Assuming failing nodes stop responding without ever sending a corrupted message gives a threshold of half. That means less than half the nodes may fail. Once you reach exactly half, the system breaks down. Additionally if a single node has a byzantine failure the system breaks down regardless of the total number of nodes.
That is true. But if you need to be prepared to handle byzantine failures, it won't help you if the network splits your nodes into approximately equal sized partitions, because you need above two thirds to reach consensus.
One way to see what can go wrong is if you assume you have an odd number of nodes. Then assume one node fails. There will be an even number of nodes left, which you can partition into two equal sized partitions. Assume the network between those two partitions is slow, and the network inside each partition is fast. If the failing node is still able to communicate with each partition, but has a byzantine failure that causes it to give inconsistent answers to the two partitions, it is possible for one partition together with the failing node to reach consensus on one result and the other partition together with the failing node to reach consensus on another result. By the time messages between the two partitions have reached the other side of the slow network, they are too late, because consensus has already been reached.

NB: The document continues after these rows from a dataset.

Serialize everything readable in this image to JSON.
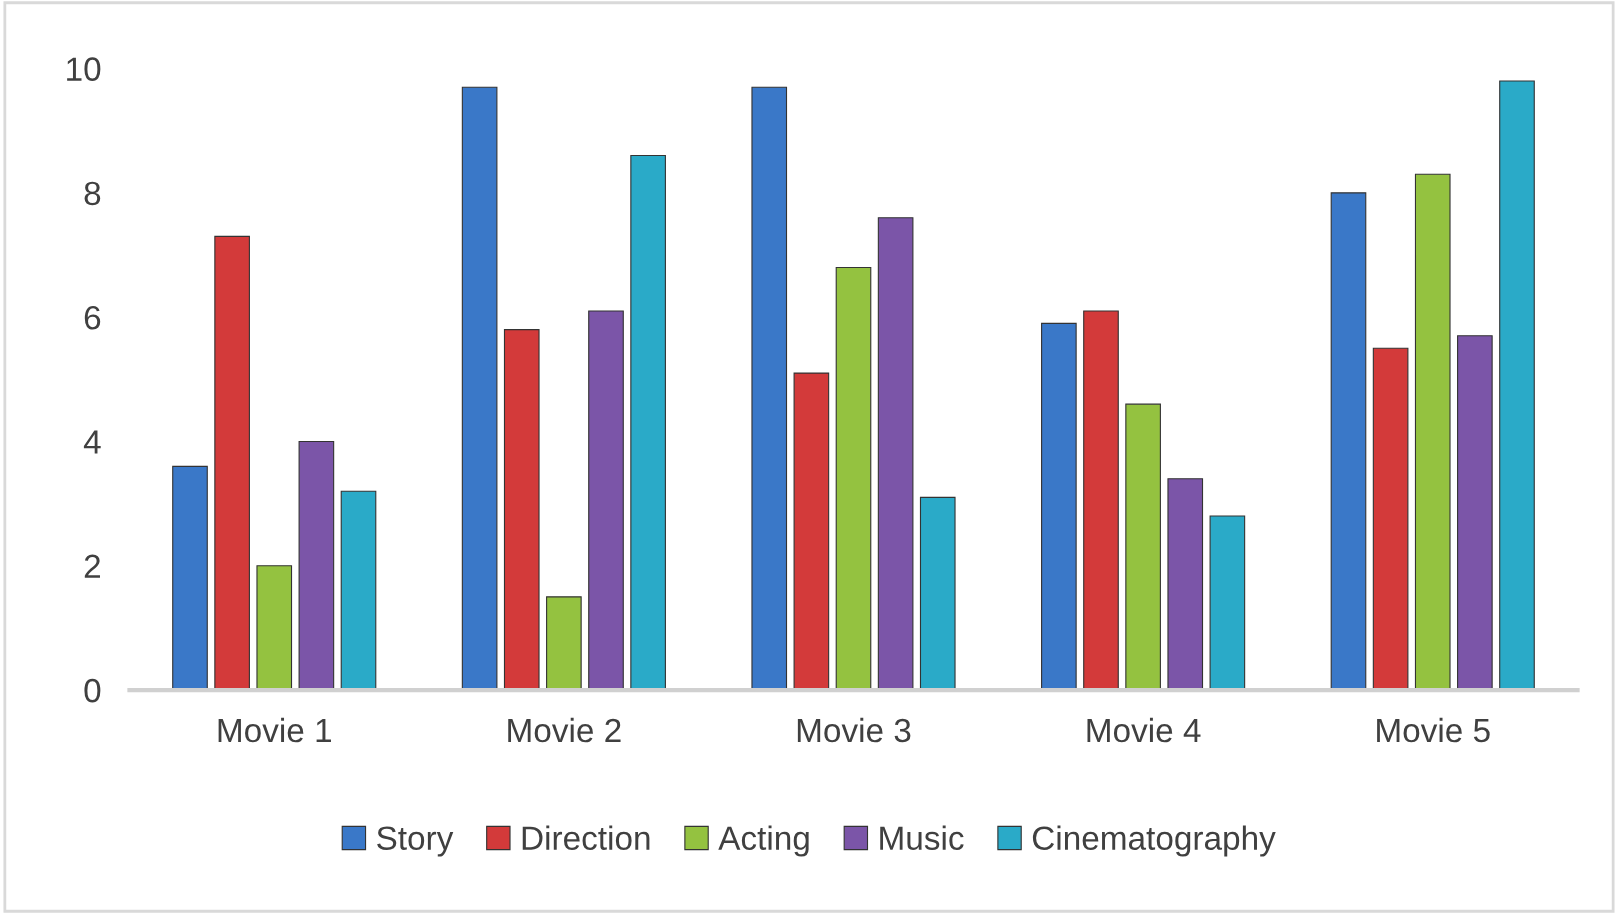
{
  "chart_data": {
    "type": "bar",
    "categories": [
      "Movie 1",
      "Movie 2",
      "Movie 3",
      "Movie 4",
      "Movie 5"
    ],
    "series": [
      {
        "name": "Story",
        "color": "#3a78c8",
        "values": [
          3.6,
          9.7,
          9.7,
          5.9,
          8.0
        ]
      },
      {
        "name": "Direction",
        "color": "#d33a3a",
        "values": [
          7.3,
          5.8,
          5.1,
          6.1,
          5.5
        ]
      },
      {
        "name": "Acting",
        "color": "#94c240",
        "values": [
          2.0,
          1.5,
          6.8,
          4.6,
          8.3
        ]
      },
      {
        "name": "Music",
        "color": "#7b55a8",
        "values": [
          4.0,
          6.1,
          7.6,
          3.4,
          5.7
        ]
      },
      {
        "name": "Cinematography",
        "color": "#2aaac8",
        "values": [
          3.2,
          8.6,
          3.1,
          2.8,
          9.8
        ]
      }
    ],
    "ylim": [
      0,
      10
    ],
    "yticks": [
      0,
      2,
      4,
      6,
      8,
      10
    ],
    "grid": false,
    "legend": "bottom"
  }
}
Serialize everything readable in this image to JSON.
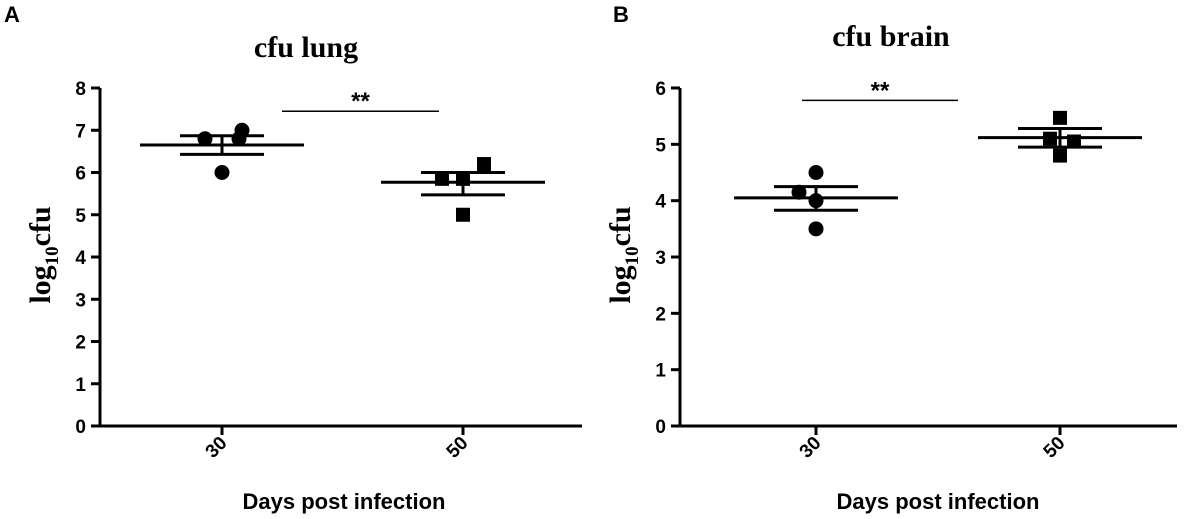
{
  "chart_data": [
    {
      "type": "scatter",
      "panel_label": "A",
      "title": "cfu lung",
      "ylabel_main": "log",
      "ylabel_sub": "10",
      "ylabel_unit": "cfu",
      "xlabel": "Days post infection",
      "categories": [
        "30",
        "50"
      ],
      "ylim": [
        0,
        8
      ],
      "yticks": [
        "0",
        "1",
        "2",
        "3",
        "4",
        "5",
        "6",
        "7",
        "8"
      ],
      "grid": false,
      "series": [
        {
          "marker": "circle",
          "category": "30",
          "values": [
            6.0,
            6.8,
            6.8,
            7.0
          ],
          "mean": 6.65,
          "sem_upper": 6.87,
          "sem_lower": 6.43
        },
        {
          "marker": "square",
          "category": "50",
          "values": [
            5.0,
            5.85,
            5.85,
            6.2
          ],
          "mean": 5.77,
          "sem_upper": 6.0,
          "sem_lower": 5.47
        }
      ],
      "significance": {
        "label": "**",
        "y": 7.45
      }
    },
    {
      "type": "scatter",
      "panel_label": "B",
      "title": "cfu brain",
      "ylabel_main": "log",
      "ylabel_sub": "10",
      "ylabel_unit": "cfu",
      "xlabel": "Days post infection",
      "categories": [
        "30",
        "50"
      ],
      "ylim": [
        0,
        6
      ],
      "yticks": [
        "0",
        "1",
        "2",
        "3",
        "4",
        "5",
        "6"
      ],
      "grid": false,
      "series": [
        {
          "marker": "circle",
          "category": "30",
          "values": [
            3.5,
            4.0,
            4.15,
            4.5
          ],
          "mean": 4.05,
          "sem_upper": 4.25,
          "sem_lower": 3.83
        },
        {
          "marker": "square",
          "category": "50",
          "values": [
            4.8,
            5.05,
            5.1,
            5.47
          ],
          "mean": 5.12,
          "sem_upper": 5.28,
          "sem_lower": 4.95
        }
      ],
      "significance": {
        "label": "**",
        "y": 5.78
      }
    }
  ]
}
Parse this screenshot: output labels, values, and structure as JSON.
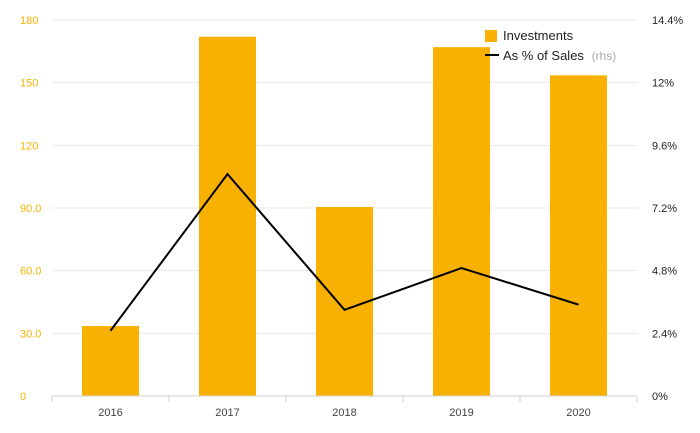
{
  "chart_data": {
    "type": "bar",
    "categories": [
      "2016",
      "2017",
      "2018",
      "2019",
      "2020"
    ],
    "series": [
      {
        "name": "Investments",
        "type": "bar",
        "axis": "left",
        "color": "#f8b100",
        "values": [
          33.5,
          172.0,
          90.5,
          167.0,
          153.5
        ]
      },
      {
        "name": "As % of Sales",
        "suffix": "(rhs)",
        "type": "line",
        "axis": "right",
        "color": "#000000",
        "values": [
          2.5,
          8.5,
          3.3,
          4.9,
          3.5
        ]
      }
    ],
    "yleft": {
      "min": 0,
      "max": 180,
      "ticks": [
        0,
        30,
        60,
        90,
        120,
        150,
        180
      ],
      "tick_labels": [
        "0",
        "30.0",
        "60.0",
        "90.0",
        "120",
        "150",
        "180"
      ]
    },
    "yright": {
      "min": 0,
      "max": 14.4,
      "ticks": [
        0,
        2.4,
        4.8,
        7.2,
        9.6,
        12,
        14.4
      ],
      "tick_labels": [
        "0%",
        "2.4%",
        "4.8%",
        "7.2%",
        "9.6%",
        "12%",
        "14.4%"
      ]
    },
    "grid": true,
    "legend": "top-right"
  }
}
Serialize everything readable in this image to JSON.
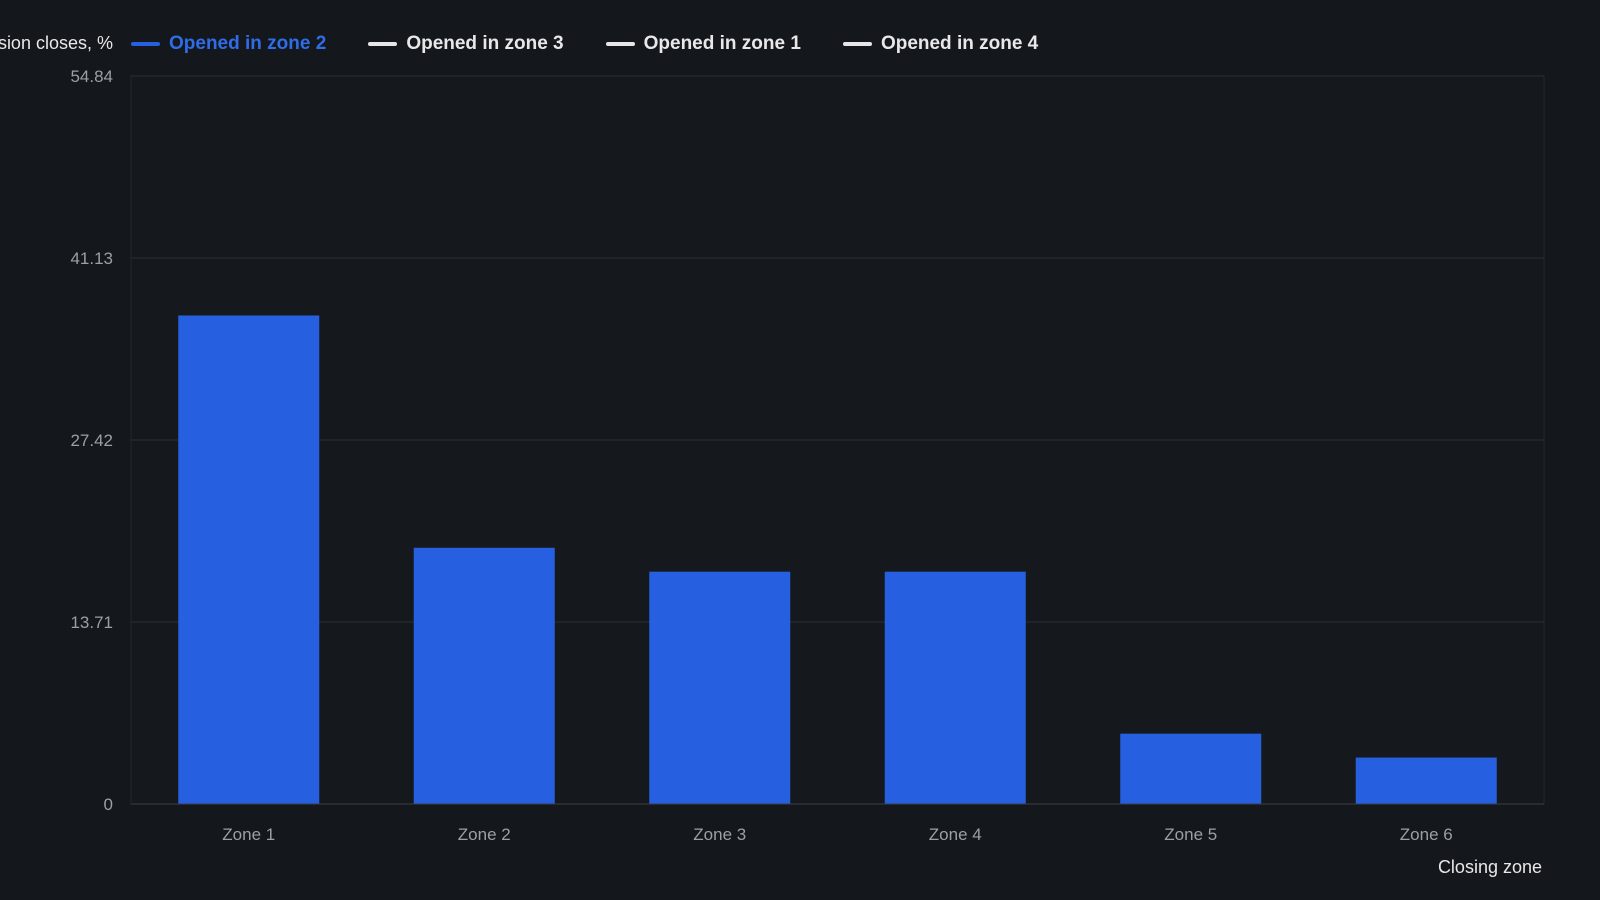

Most problems gets easier to solve, if you have a lot of money to work with. This one is no exception. But you still need software, which can correctly execute a non-trivial protocol. A single software glitch could still take down the system when the same bug triggers on replicas simultaneously. Redundant systems have blown up due to replicas suffering from the same software glitch.
That means either you need the software to be bug free. Or you let four different teams develop software according to the same spec and hope three of the teams get it right. And even if you have enough money, how do you make sure the people you are hiring are the right people for the task?
When I said "who you assume can make everything be ok", I was not trying to imply that the assumption was correct. Maybe I should have made that a bit more clear.
The operator is facing a potentially impossible task. The backup may not be entirely up to date, on top of that the faulty computer could potentially have send corrupted data to the backup.